WHY does this happen? I would expect the numpy.random seed in each worker to act the same as in a new process, unless numpy.random.seed is explicitly called by the user code.
(I was not doing anything explicit to set the seed, using either numpy or torch calls, or anything to make torch deterministic. This seems to just be the default behavior - torch modifyint numpy to make it deterministic without being requested to by the user)
Simple code to reproduce:
import torch
import numpy as np
from torch.utils.data import DataLoader, Dataset
class TestIterableDataset(torch.utils.data.IterableDataset):
def __init__(self):
super(TestIterableDataset).__init__()
def __iter__(self):
worker_info = torch.utils.data.get_worker_info()
for n in range(10):
yield(worker_info.id, np.random.randint(1000000))

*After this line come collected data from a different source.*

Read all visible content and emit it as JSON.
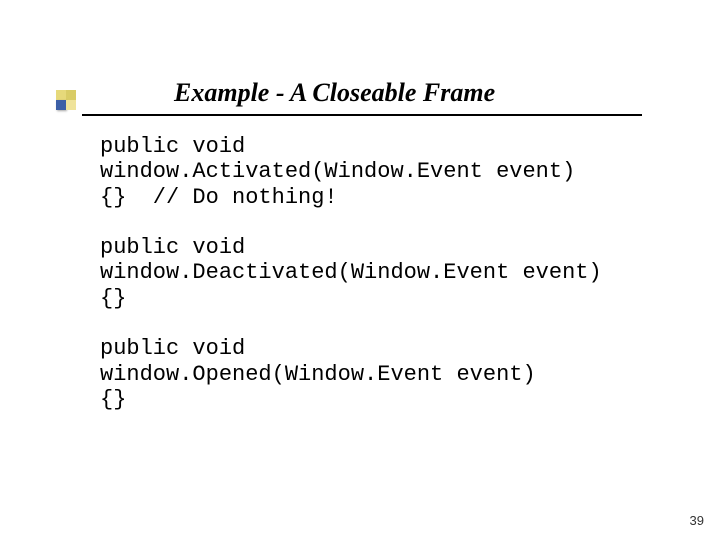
{
  "slide": {
    "title": "Example - A Closeable Frame",
    "page_number": "39"
  },
  "code": {
    "block1": "public void\nwindow.Activated(Window.Event event)\n{}  // Do nothing!",
    "block2": "public void\nwindow.Deactivated(Window.Event event)\n{}",
    "block3": "public void\nwindow.Opened(Window.Event event)\n{}"
  }
}
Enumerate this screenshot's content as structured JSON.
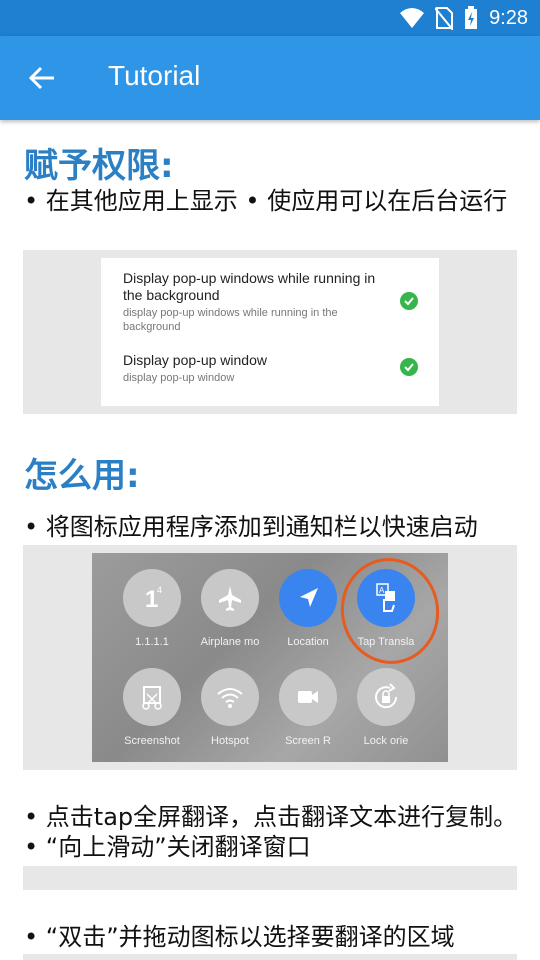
{
  "status_bar": {
    "time": "9:28"
  },
  "app_bar": {
    "title": "Tutorial"
  },
  "section1": {
    "heading": "赋予权限:",
    "text": "• 在其他应用上显示 • 使应用可以在后台运行",
    "permissions": [
      {
        "title": "Display pop-up windows while running in the background",
        "subtitle": "display pop-up windows while running in the background",
        "granted": true
      },
      {
        "title": "Display pop-up window",
        "subtitle": "display pop-up window",
        "granted": true
      }
    ]
  },
  "section2": {
    "heading": "怎么用:",
    "step1": "• 将图标应用程序添加到通知栏以快速启动",
    "quick_settings": [
      {
        "label": "1.1.1.1",
        "icon": "one-one-icon",
        "active": false
      },
      {
        "label": "Airplane mo",
        "icon": "airplane-icon",
        "active": false
      },
      {
        "label": "Location",
        "icon": "location-icon",
        "active": true
      },
      {
        "label": "Tap Transla",
        "icon": "translate-icon",
        "active": true
      },
      {
        "label": "Screenshot",
        "icon": "screenshot-icon",
        "active": false
      },
      {
        "label": "Hotspot",
        "icon": "hotspot-icon",
        "active": false
      },
      {
        "label": "Screen R",
        "icon": "screen-record-icon",
        "active": false
      },
      {
        "label": "Lock orie",
        "icon": "lock-rotation-icon",
        "active": false
      }
    ],
    "step2": "• 点击tap全屏翻译，点击翻译文本进行复制。 • “向上滑动”关闭翻译窗口",
    "step3": "• “双击”并拖动图标以选择要翻译的区域"
  },
  "colors": {
    "accent": "#2f95e6",
    "heading": "#2b7fc4",
    "check": "#35b54a",
    "highlight": "#e85a1e"
  }
}
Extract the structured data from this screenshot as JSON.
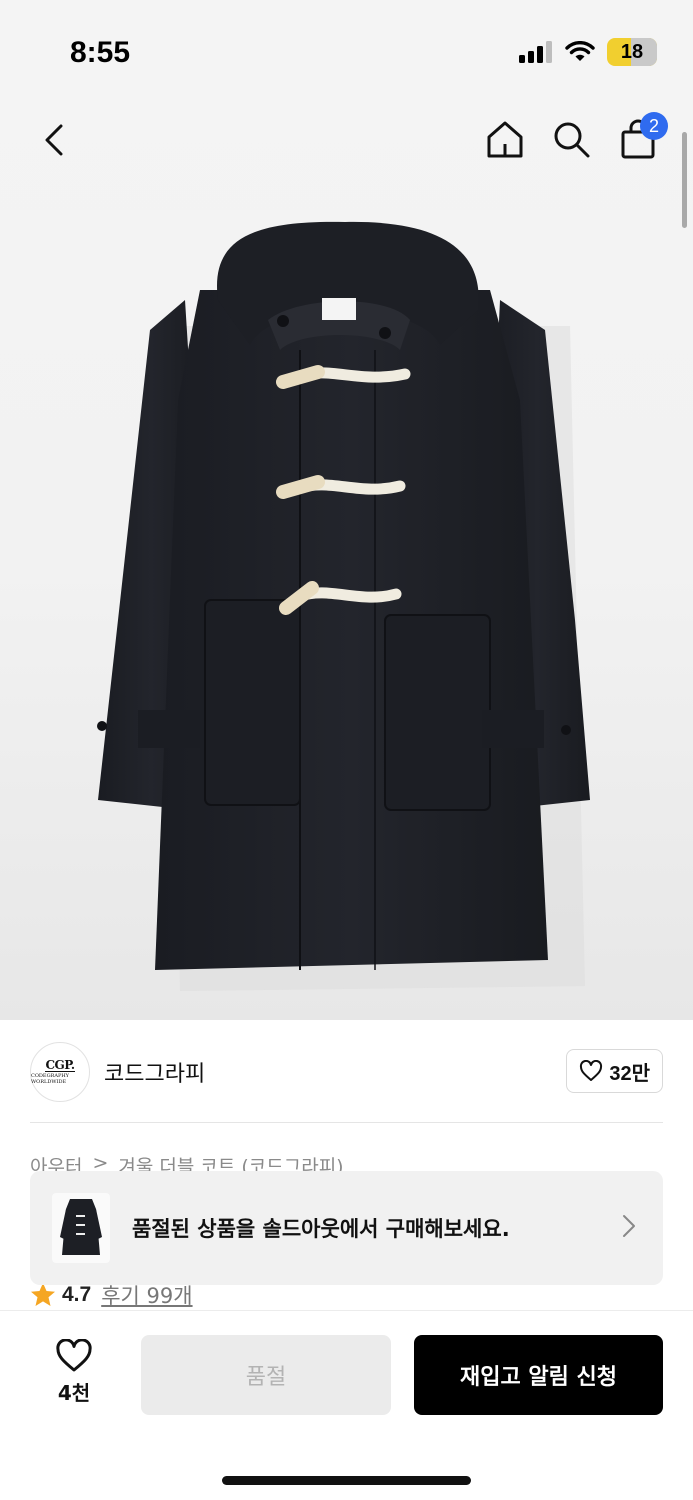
{
  "status_bar": {
    "time": "8:55",
    "battery": "18",
    "icons": [
      "cellular-signal-icon",
      "wifi-icon",
      "battery-icon"
    ]
  },
  "nav": {
    "back_icon": "chevron-left-icon",
    "home_icon": "home-icon",
    "search_icon": "search-icon",
    "bag_icon": "shopping-bag-icon",
    "cart_count": "2"
  },
  "product_image": {
    "icon": "duffle-coat-image"
  },
  "brand": {
    "logo_text": "CGP.",
    "logo_sub": "CODEGRAPHY WORLDWIDE",
    "name": "코드그라피",
    "like_count": "32만",
    "like_icon": "heart-outline-icon"
  },
  "breadcrumb": {
    "category": "아우터",
    "separator": ">",
    "product": "겨울 더블 코트 (코드그라피)"
  },
  "toast": {
    "message": "품절된 상품을 솔드아웃에서 구매해보세요.",
    "chevron_icon": "chevron-right-icon"
  },
  "rating": {
    "star_icon": "star-icon",
    "value": "4.7",
    "reviews": "후기 99개"
  },
  "bottom_bar": {
    "wish_count": "4천",
    "soldout_label": "품절",
    "restock_label": "재입고 알림 신청"
  },
  "colors": {
    "accent_badge": "#2f6bef",
    "primary_button": "#000000",
    "disabled_button": "#ebebeb",
    "star": "#f5a623",
    "battery_low": "#f1cf2f"
  }
}
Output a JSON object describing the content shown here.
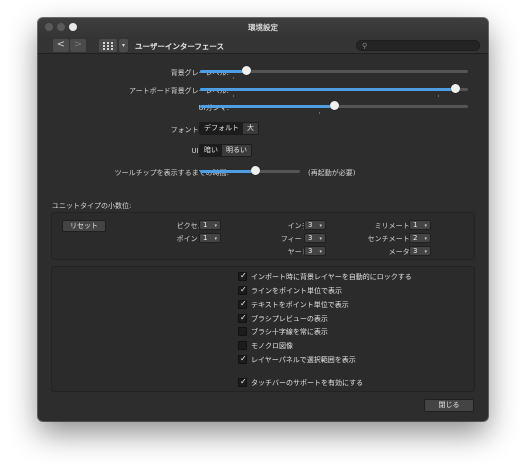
{
  "window": {
    "title": "環境設定"
  },
  "toolbar": {
    "back": "<",
    "forward": ">",
    "dropdown": "▾",
    "title": "ユーザーインターフェース",
    "search_placeholder": "",
    "search_icon": "⚲"
  },
  "sliders": [
    {
      "label": "背景グレーレベル:",
      "value": 0.17
    },
    {
      "label": "アートボード背景グレーレベル:",
      "value": 0.95
    },
    {
      "label": "UIガンマ:",
      "value": 0.5
    },
    {
      "label": "ツールチップを表示するまでの時間:",
      "value": 0.55,
      "note": "(再起動が必要)"
    }
  ],
  "font_size": {
    "label": "フォントUIサイズ:",
    "options": [
      "デフォルト",
      "大"
    ],
    "selected": 0
  },
  "ui_style": {
    "label": "UIスタイル:",
    "options": [
      "暗い",
      "明るい"
    ],
    "selected": 0
  },
  "units": {
    "title": "ユニットタイプの小数位:",
    "reset": "リセット",
    "rows": [
      {
        "label": "ピクセル:",
        "value": "1"
      },
      {
        "label": "ポイント:",
        "value": "1"
      },
      {
        "label": "インチ:",
        "value": "3"
      },
      {
        "label": "フィート:",
        "value": "3"
      },
      {
        "label": "ヤード:",
        "value": "3"
      },
      {
        "label": "ミリメートル:",
        "value": "1"
      },
      {
        "label": "センチメートル:",
        "value": "2"
      },
      {
        "label": "メーター:",
        "value": "3"
      }
    ]
  },
  "checkboxes": [
    {
      "label": "インポート時に背景レイヤーを自動的にロックする",
      "checked": true
    },
    {
      "label": "ラインをポイント単位で表示",
      "checked": true
    },
    {
      "label": "テキストをポイント単位で表示",
      "checked": true
    },
    {
      "label": "ブラシプレビューの表示",
      "checked": true
    },
    {
      "label": "ブラシ十字線を常に表示",
      "checked": false
    },
    {
      "label": "モノクロ図像",
      "checked": false
    },
    {
      "label": "レイヤーパネルで選択範囲を表示",
      "checked": true
    },
    {
      "label": "タッチバーのサポートを有効にする",
      "checked": true
    }
  ],
  "check_mark": "✓",
  "close": "閉じる",
  "colors": {
    "accent": "#4d9ee4",
    "window": "#2d2d2d"
  }
}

ds = TestIterableDataset()
for worker_id, number in DataLoader(ds, batch_size=4, num_workers=2):
print(worker_id, number)
# This prints the same result every time it is run, and the same sequence from each worker:
# tensor([0, 0, 0, 0]) tensor([ 68669, 230721, 801136, 274196])
# tensor([1, 1, 1, 1]) tensor([ 68669, 230721, 801136, 274196])
# tensor([0, 0, 0, 0]) tensor([617084, 429589, 436968, 718987])
# tensor([1, 1, 1, 1]) tensor([617084, 429589, 436968, 718987])
# tensor([0, 0]) tensor([150977, 59469])
# tensor([1, 1]) tensor([150977, 59469])